Asia-Pacific

Talks after pilots' exodus grounds Philippine planes

PAL planes on the ground in Manila on 31 July 2010
Image caption Domestic flights have been affected by the pilots' departure

Government officials in the Philippines are holding a second day of emergency talks with the national airline to stop an exodus of pilots.

Several domestic flights have been cancelled so far, but international flights have not yet been affected.

At least 25 pilots have resigned at short notice in recent weeks, allegedly lured away by other Asian and Middle Eastern carriers.

More than 20 planes have been grounded since Saturday for lack of pilots.

Philippine Airlines has threatened to sue the missing pilots for breach of contract.

"We would like to assure you that we will not cancel flights to the US," PAL president Jaime Bautista told local ABS-CBN television.

The carrier also flies to the Middle East, Australia and East Asia.

"In case there are flight disruptions we can re-book, we can re-issue tickets.
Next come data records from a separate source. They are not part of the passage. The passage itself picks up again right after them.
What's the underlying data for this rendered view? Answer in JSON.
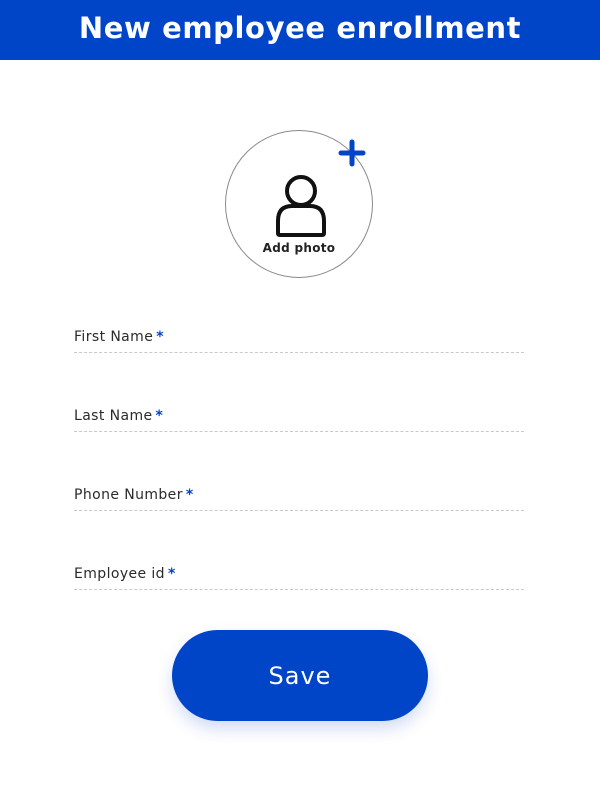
{
  "header": {
    "title": "New employee enrollment",
    "background_color": "#0044c8"
  },
  "photo": {
    "label": "Add photo",
    "icon": "person-icon",
    "add_icon": "plus-icon"
  },
  "form": {
    "required_marker": "*",
    "fields": [
      {
        "label": "First Name",
        "value": ""
      },
      {
        "label": "Last Name",
        "value": ""
      },
      {
        "label": "Phone Number",
        "value": ""
      },
      {
        "label": "Employee id",
        "value": ""
      }
    ]
  },
  "actions": {
    "save_label": "Save",
    "accent_color": "#0044c8"
  }
}
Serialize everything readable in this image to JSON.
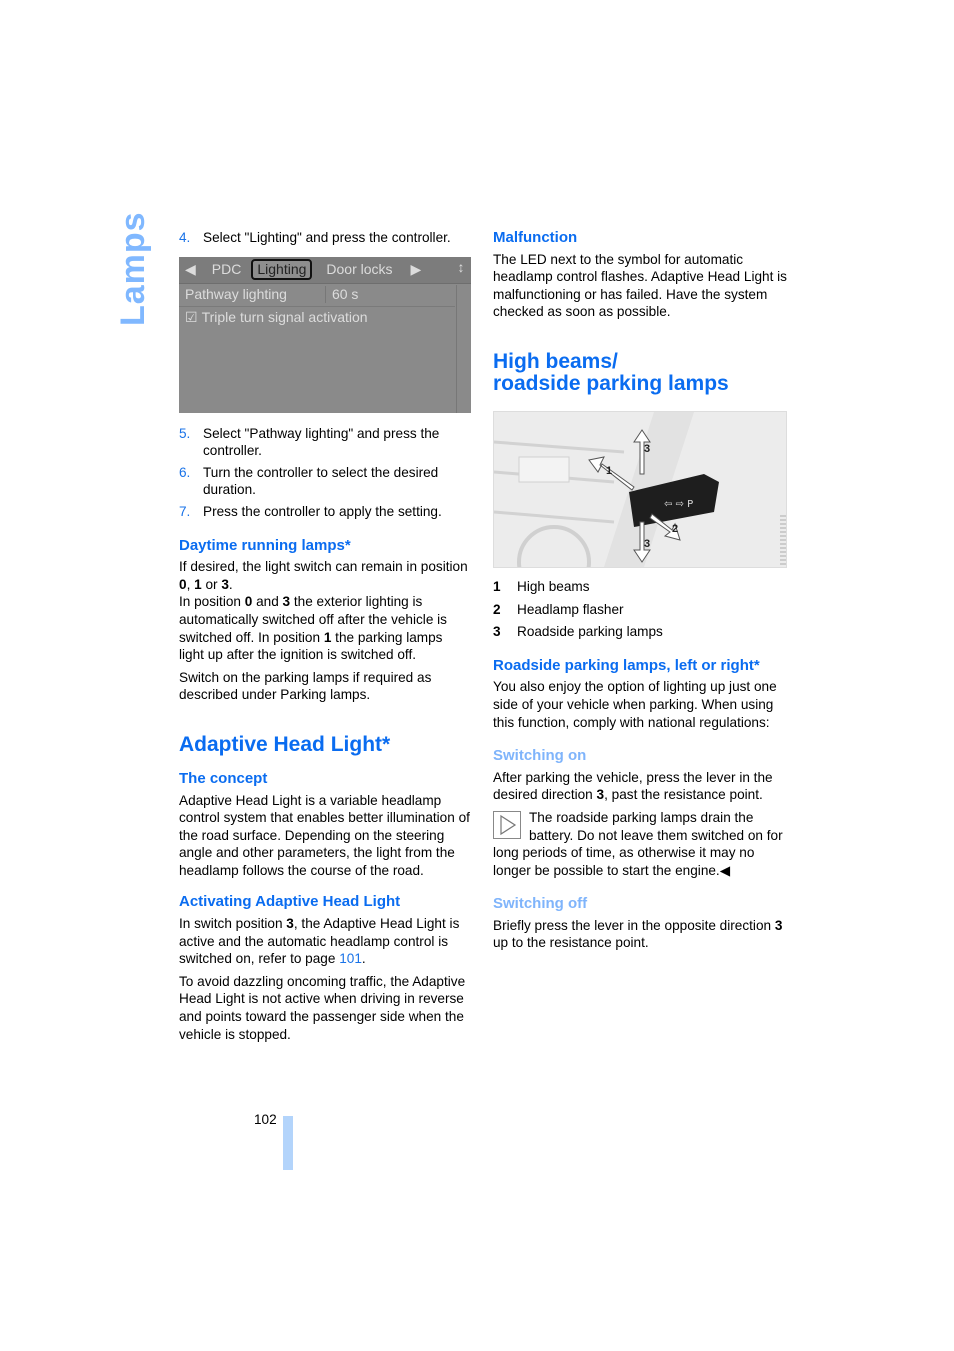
{
  "side_tab": "Lamps",
  "left": {
    "step4": {
      "num": "4.",
      "text": "Select \"Lighting\" and press the controller."
    },
    "screen": {
      "tabs": [
        "PDC",
        "Lighting",
        "Door locks"
      ],
      "active_tab": "Lighting",
      "row1_label": "Pathway lighting",
      "row1_value": "60 s",
      "row2_label": "Triple turn signal activation"
    },
    "steps": [
      {
        "num": "5.",
        "text": "Select \"Pathway lighting\" and press the controller."
      },
      {
        "num": "6.",
        "text": "Turn the controller to select the desired duration."
      },
      {
        "num": "7.",
        "text": "Press the controller to apply the setting."
      }
    ],
    "drl_heading": "Daytime running lamps*",
    "drl_p1a": "If desired, the light switch can remain in position ",
    "drl_p1b": "0",
    "drl_p1c": ", ",
    "drl_p1d": "1",
    "drl_p1e": " or ",
    "drl_p1f": "3",
    "drl_p1g": ".",
    "drl_p2a": "In position ",
    "drl_p2b": "0",
    "drl_p2c": " and ",
    "drl_p2d": "3",
    "drl_p2e": " the exterior lighting is automatically switched off after the vehicle is switched off. In position ",
    "drl_p2f": "1",
    "drl_p2g": " the parking lamps light up after the ignition is switched off.",
    "drl_p3": "Switch on the parking lamps if required as described under Parking lamps.",
    "ahl_heading": "Adaptive Head Light*",
    "concept_heading": "The concept",
    "concept_text": "Adaptive Head Light is a variable headlamp control system that enables better illumination of the road surface. Depending on the steering angle and other parameters, the light from the headlamp follows the course of the road.",
    "activating_heading": "Activating Adaptive Head Light",
    "act_p1a": "In switch position ",
    "act_p1b": "3",
    "act_p1c": ", the Adaptive Head Light is active and the automatic headlamp control is switched on, refer to page ",
    "act_p1_link": "101",
    "act_p1d": ".",
    "act_p2": "To avoid dazzling oncoming traffic, the Adaptive Head Light is not active when driving in reverse and points toward the passenger side when the vehicle is stopped."
  },
  "right": {
    "malfunction_heading": "Malfunction",
    "malfunction_text": "The LED next to the symbol for automatic headlamp control flashes. Adaptive Head Light is malfunctioning or has failed. Have the system checked as soon as possible.",
    "hb_heading_line1": "High beams/",
    "hb_heading_line2": "roadside parking lamps",
    "legend": [
      {
        "num": "1",
        "text": "High beams"
      },
      {
        "num": "2",
        "text": "Headlamp flasher"
      },
      {
        "num": "3",
        "text": "Roadside parking lamps"
      }
    ],
    "rpl_heading": "Roadside parking lamps, left or right*",
    "rpl_text": "You also enjoy the option of lighting up just one side of your vehicle when parking. When using this function, comply with national regulations:",
    "on_heading": "Switching on",
    "on_a": "After parking the vehicle, press the lever in the desired direction ",
    "on_b": "3",
    "on_c": ", past the resistance point.",
    "note": "The roadside parking lamps drain the battery. Do not leave them switched on for long periods of time, as otherwise it may no longer be possible to start the engine.",
    "off_heading": "Switching off",
    "off_a": "Briefly press the lever in the opposite direction ",
    "off_b": "3",
    "off_c": " up to the resistance point."
  },
  "page_number": "102"
}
There will be no penalties and we will see to it that they will be accommodated in the next available flights," Mr Bautista said.

President Benigno Aquino has urged all those involved to find a solution as soon as possible to avoid damage to the economy.

The BBC's Philippines correspondent Kate McGeown reports from Manila that the pilots' union has made no comment about their resignations.

But Philippine Airlines has warned it may file legal charges if they do not come back to work.

It has accused the pilots of breaking the terms of their contracts - by not giving enough notice that they were leaving, and not staying long enough to cover the cost of their training.

"We want them all back," Mr Bautista said of the departing staff.

Philippine Airlines covers about 40% of all domestic and international flights in the Philippines, but it has lost money in recent years and is currently trying to cut costs.

To add to its woes, its flight attendants are planning to go on strike too, our correspondent reports.

They are complaining of poor pay as well as the lowering of their compulsory retirement age to 40 years old.